Wednesday 7 January 2015

Yevamot II 96: Nine Years Old & A Day and a Yavam; Rabbi Elazar & Rabbi Yochanan in Conflict

Today's daf teaches three different Mishnayot.  All of them touch upon the details of yibum when the players are of different ages, when they die at different times, when rival wives are involved, and when multiple family members - sisters and brothers - are part of the equation.  The Gemara offers increasingly complex cases to elaborate upon the suggestions of the Mishnayot.

Though yibum was most often put aside in the times of the Talmud, the rabbis studied its sometimes contradictory, always confusing halachot in great detail.  Every day that I learn Yevamot, I wish I had the time to take notes and draw maps to better understand the laws and their applications in sometimes bizarre circumstances.  

Many of today's debates regard the actions of a minor boy who is nine years and one day.  If he is a yavam, what effect does intercourse have on his yevama (as he is a minor)?  How do things change if he has intercourse, or performs chalitza, etc., with his yevama before or after his brothers might do the same?  When does a woman's status change?  Whom does he disqualify with his actions, and who disqualifies him with their actions?  Which acts must be repeated?  And on and on and on...

I was surprised by the end of amud (b).  Rabbi Elazar repeated one of these rulings of Rabbi Yochanan, his teacher, without quoting Rabbi Yochanan as its source.

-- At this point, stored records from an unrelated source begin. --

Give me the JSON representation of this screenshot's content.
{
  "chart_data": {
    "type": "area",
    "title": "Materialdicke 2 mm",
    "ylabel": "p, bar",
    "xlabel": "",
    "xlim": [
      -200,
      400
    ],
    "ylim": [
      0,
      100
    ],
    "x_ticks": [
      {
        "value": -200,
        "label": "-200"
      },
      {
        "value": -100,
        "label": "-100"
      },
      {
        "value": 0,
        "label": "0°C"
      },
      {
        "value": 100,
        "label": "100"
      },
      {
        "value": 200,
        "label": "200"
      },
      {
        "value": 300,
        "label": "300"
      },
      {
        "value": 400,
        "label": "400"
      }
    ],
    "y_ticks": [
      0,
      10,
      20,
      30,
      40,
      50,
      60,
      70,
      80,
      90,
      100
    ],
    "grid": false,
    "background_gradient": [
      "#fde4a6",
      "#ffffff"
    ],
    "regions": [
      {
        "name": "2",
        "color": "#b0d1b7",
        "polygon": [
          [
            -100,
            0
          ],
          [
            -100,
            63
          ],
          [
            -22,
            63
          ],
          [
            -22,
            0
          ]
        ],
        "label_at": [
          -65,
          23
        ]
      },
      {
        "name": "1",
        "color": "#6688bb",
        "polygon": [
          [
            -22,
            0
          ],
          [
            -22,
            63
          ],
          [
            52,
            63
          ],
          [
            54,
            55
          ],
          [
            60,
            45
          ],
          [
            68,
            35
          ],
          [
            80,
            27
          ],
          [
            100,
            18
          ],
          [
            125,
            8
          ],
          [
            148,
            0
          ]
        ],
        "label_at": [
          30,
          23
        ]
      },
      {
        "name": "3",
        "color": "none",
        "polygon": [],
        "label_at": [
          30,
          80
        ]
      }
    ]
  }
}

Rabbi Yochanan learned of this and became very angry; how could his star pupil be so disrespectful?  Two other students tried to appease him, explaining that rabbis were in a similar argument in the past about a lock or handle for a door.  In that case, the Torah scroll was ripped due to their anger.  Rabbi Yochanan was appalled: the rabbis in that case were colleagues!  Were these students suggesting that Rabbi Elazar was Rabbi Yochanan's colleague?

Finally, another rabbi suggested that all of Rabbi Elazar's teachings came from Rabbi Yochanan and that would be assumed.  Just as Joshua's teachings came from Moshe Rabbeinu, yet Joshua would not need to mention Moshe's name.  Rabbi Yochanan became calm.

What pettiness, I think.  Where is his modesty?  One of the notes in Steinsaltz teaches that Rabbi Yochanan had not children, and his teachings were his progeny.  Thus it was far more important to Rabbi Yochanan than to most that his teachings carry his name on to future generations.  Still, the interpersonal conflict that we experience now certainly was present through all of these Talmudic discussions.  How amazing to remember such detail; to debate with such clarity, all in the face of family, monetary, health, and collegial stress.